The Department of Corrections said closing the facility will save about $13 million dollars a year, starting in fiscal year 2013-14.
 / FOX21: Aly Myles
CANON CITY, COLO. -- Due to crime rates dropping, both in the state of Colorado and nationally, the South Tower at Centennial Correctional Facility in Canon City is closing in February 2013.
The prison was originally approved in 2003 when crime rates were rising. Due to delays in construction and other setbacks, it wasn't opened until September 2010 when crime had been declining for about five years.
The Governor's Chief of Staff Roxane White said there's benefits and downsides to the shutdown.
"As we look at a difficult situation, it's also really important we recognize we have two very good factors happening at the same time," White said. "The first is that crime is down in Colorado. The second is that we're doing a much better job of working with inmates when we release them.

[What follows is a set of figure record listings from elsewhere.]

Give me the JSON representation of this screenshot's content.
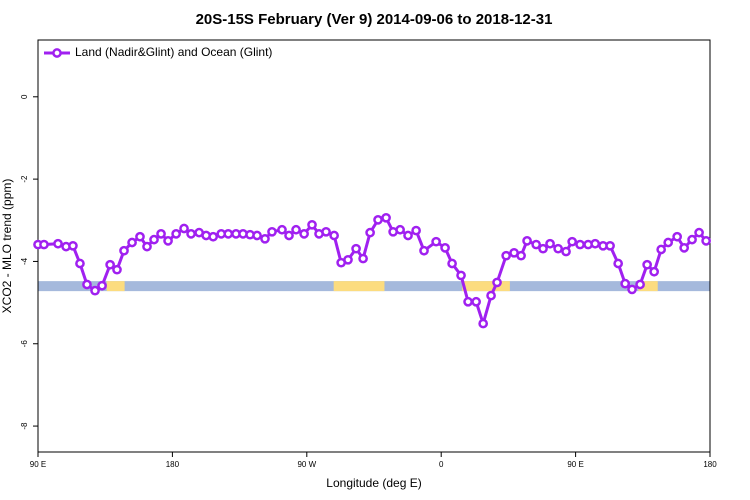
{
  "chart_data": {
    "type": "line",
    "title": "20S-15S February (Ver 9)   2014-09-06 to 2018-12-31",
    "xlabel": "Longitude (deg E)",
    "ylabel": "XCO2 - MLO trend (ppm)",
    "xlim": [
      90,
      540
    ],
    "ylim": [
      -8.63,
      1.38
    ],
    "xticks": [
      {
        "value": 90,
        "label": "90 E"
      },
      180,
      {
        "value": 270,
        "label": "90 W"
      },
      {
        "value": 360,
        "label": "0"
      },
      {
        "value": 450,
        "label": "90 E"
      },
      {
        "value": 540,
        "label": "180"
      }
    ],
    "yticks": [
      0,
      -2,
      -4,
      -6,
      -8
    ],
    "legend": "top-left",
    "series": [
      {
        "name": "Land (Nadir&Glint) and Ocean (Glint)",
        "color": "#a020f0",
        "x": [
          90,
          94,
          103.4,
          108.8,
          113.4,
          118.1,
          122.8,
          128.2,
          132.9,
          138.3,
          142.9,
          147.6,
          153,
          158.3,
          163,
          167.7,
          172.4,
          177.1,
          182.5,
          187.8,
          192.5,
          197.9,
          202.6,
          207.3,
          212.7,
          217.4,
          222.6,
          227.3,
          232,
          236.7,
          242,
          246.7,
          253.4,
          258.1,
          262.8,
          268.2,
          273.5,
          278.2,
          282.9,
          288.3,
          293,
          297.6,
          303,
          307.7,
          312.4,
          317.7,
          323.1,
          327.8,
          332.5,
          337.8,
          343.2,
          348.5,
          356.6,
          362.6,
          367.3,
          373.3,
          378,
          383.4,
          388.1,
          393.4,
          397.4,
          403.5,
          408.8,
          413.5,
          417.5,
          423.6,
          428.2,
          432.9,
          438.3,
          443.6,
          447.7,
          453,
          458.4,
          463.1,
          468.4,
          473.1,
          478.5,
          483.2,
          487.8,
          493.2,
          497.9,
          502.6,
          507.3,
          512,
          518,
          522.7,
          528,
          532.7,
          537.4
        ],
        "values": [
          -3.59,
          -3.59,
          -3.57,
          -3.64,
          -3.62,
          -4.05,
          -4.56,
          -4.71,
          -4.59,
          -4.08,
          -4.2,
          -3.74,
          -3.54,
          -3.4,
          -3.64,
          -3.47,
          -3.33,
          -3.5,
          -3.33,
          -3.2,
          -3.33,
          -3.3,
          -3.37,
          -3.4,
          -3.33,
          -3.33,
          -3.33,
          -3.33,
          -3.35,
          -3.37,
          -3.45,
          -3.28,
          -3.23,
          -3.37,
          -3.23,
          -3.33,
          -3.11,
          -3.33,
          -3.28,
          -3.37,
          -4.03,
          -3.96,
          -3.69,
          -3.93,
          -3.3,
          -2.99,
          -2.94,
          -3.28,
          -3.23,
          -3.37,
          -3.25,
          -3.74,
          -3.52,
          -3.67,
          -4.05,
          -4.34,
          -4.98,
          -4.98,
          -5.51,
          -4.83,
          -4.51,
          -3.86,
          -3.79,
          -3.86,
          -3.5,
          -3.59,
          -3.69,
          -3.57,
          -3.69,
          -3.76,
          -3.52,
          -3.59,
          -3.59,
          -3.57,
          -3.62,
          -3.62,
          -4.05,
          -4.54,
          -4.68,
          -4.56,
          -4.08,
          -4.25,
          -3.71,
          -3.54,
          -3.4,
          -3.67,
          -3.47,
          -3.3,
          -3.5
        ]
      }
    ],
    "surface_band": {
      "value": -4.6,
      "color": "#a5b9dc",
      "segments": [
        {
          "from": 136,
          "to": 148,
          "color": "#fcdc7f"
        },
        {
          "from": 288,
          "to": 322,
          "color": "#fcdc7f"
        },
        {
          "from": 374,
          "to": 406,
          "color": "#fcdc7f"
        },
        {
          "from": 492,
          "to": 505,
          "color": "#fcdc7f"
        }
      ]
    }
  }
}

All inmates at the facility, more commonly known as the Colorado State Penitentiary II, or CSP II, are in solitary confinement. Currently, there are 316 inmates at CSP II. Officials said they'll all be moved slowly before next February, but some will be reintegrated in the general inmate population.
"We had about 47 percent of all the inmates being released from segregation, going directly from administrative segregation inside a high custody prison, to a community," Department of Corrections Executive Director Tom Clements said. "Forty seven percent going directly home to be somebody's next door neighbor, so that's really not the best practice in terms of community safety."
That 47 percent has now decreased to 16 percent; a practice, White said, is better for everyone in the long run.
"When you think about who you want to live in your neighborhood and who you want to be your neighbor, you certainly want someone who has not gone from solitary confinement to your neighborhood," White said. "Instead, you want someone who has gone through a program."
Besides reintegrating many of the hundreds of inmates, the Department of Corrections officials said no employee at the facility will lose their job.
"The plan we have for February's date allows us to reassign the staff, 213 employees, that are in CSP II funding positions, working the housing units," Clements said. "It allows us to reassign those individuals to other positions in the Fremont County Correctional Complex."
Currently, there are about 60 vacancies, according to White. Part of the reason the department is waiting a year to close the facility is to make sure the rest of the workers are not laid off.
"What he'll be doing instead of hiring other people and training them and putting them through the whole intensive training process is we'll be slowly holding those vacancies, moving people out of administrative segregation, then we'll be able to move staff to those positions as well," White said.
As for the actually building, it'll still be ran in 'idle mode.' This means there will be a few people still working in the building, tending to laundry, security, food service and clinical operations. Those services will help maintain the North housing. The Department hopes this will save the state and taxpayers about $13 million a year, starting in fiscal year 2013-14.